You’ll do this by working on code from several CUDA C++ applications in an interactive cloud environment backed by several NVIDIA GPUs. You’ll gain exposure to a handful of multi-GPU programming methods, including CUDA-aware Message Passing Interface (MPI), before proceeding to the main focus of this course, NVSHMEM™.

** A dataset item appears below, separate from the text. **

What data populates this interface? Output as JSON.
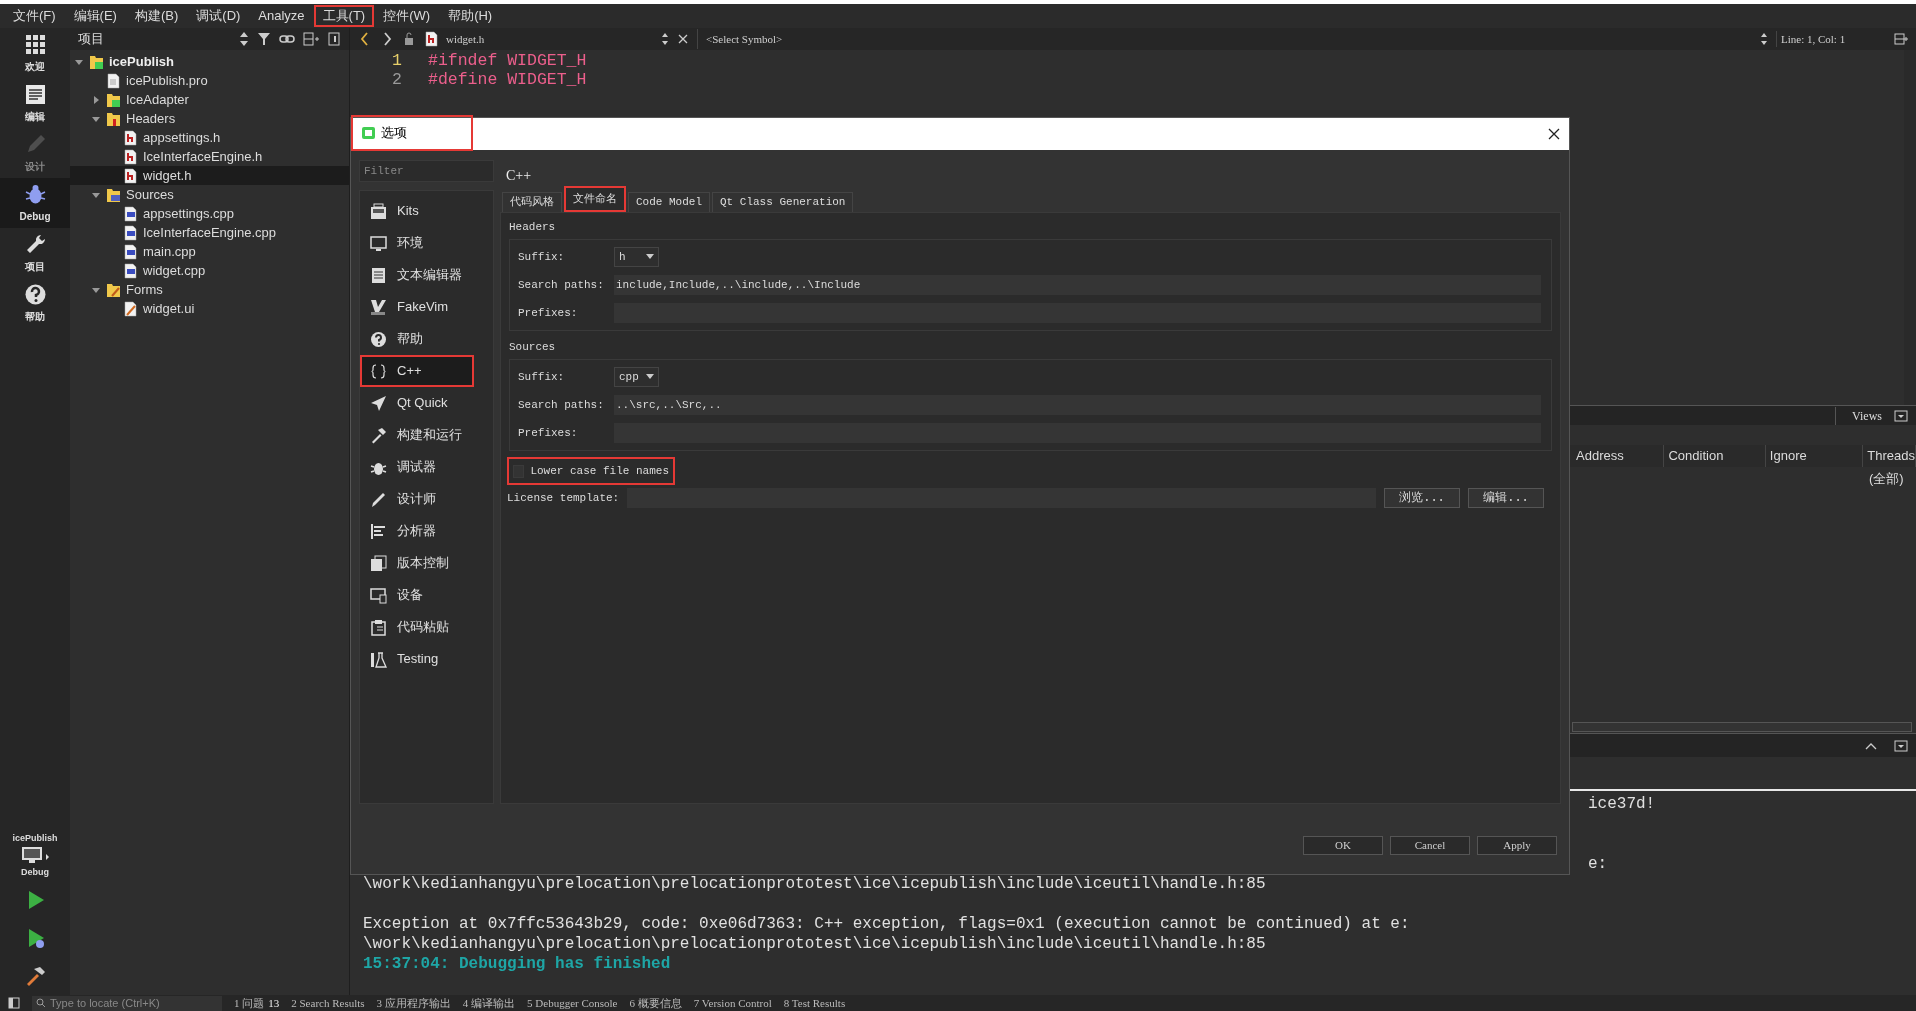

NVSHMEM is a parallel programming interface based on OpenSHMEM that provides efficient and scalable communication for NVIDIA GPU clusters. NVSHMEM creates a global address space for data that spans the memory of multiple GPUs and can be accessed with fine-grained GPU-initiated operations, CPU-initiated operations, and operations on CUDA streams. NVSHMEM’s asynchronous, GPU-initiated data transfers eliminate synchronization overheads between the CPU and the GPU. They also enable long-running kernels that include both communication and computation, reducing overheads that can limit an application’s performance when strong scaling.
Overview
At the conclusion of the code camp, you’ll have an understanding of the tools and techniques for multi GPU-accelerating C/C++ applications with CUDA on multi nodes and be able introduced to:
- Several methods for writing multi-GPU CUDA C++ applications
- Use a variety of multi-GPU communication patterns and understand their tradeoffs
- Write portable, scalable CUDA code with the single-program multiple-data (SPMD) paradigm using CUDA-aware MPI and NVSHMEM
- Improve multi-GPU SPMD code with NVSHMEM’s symmetric memory model and its ability to perform GPU-initiated data transfers
- Get practice with common multi-GPU coding paradigms like domain decomposition and halo exchanges
Prerequisites
Basic C/C++ competency including familiarity with variable types, loops, conditional statements, functions, and array manipulations. Intermediate experience writing CUDA C/C++ applications is assumed. Participants must have passed or attended one of the recent code camp:
- Fundamentals of Accelerated Computing with CUDA C/C++
- Accelerating CUDA C++ Applications with Multiple GPUs
About the Instructor
Athena Elafrou is a graduate of the Electrical and Computer Engineering (ECE) School of the National Technical University of Athens (NTUA). Since October 2020, she has been working as an HPC Consultant at the Research Computing Services (RCS) of the University of Cambridge. She is also pursuing a PhD degree with the parallel systems research group of CSlab@ECE/NTUA under the supervision of Professor Georgios Goumas and holds publications in top-tier journals and conferences in the area of HPC. She is also an NVIDIA DLI Ambassador at the University of Cambridge.
Registering Your Interest
There are a limited number of places available for this course. Your application will be treated as an expression of interest and you are not guaranteed a place at the workshop.
After the application deadline has passed, submissions will be considered, and successful applicants will be offered a place by TBA.
This event is primarily open to those using one of the DiRAC facilities, but others will be considered if space allows.
Closing date is TBA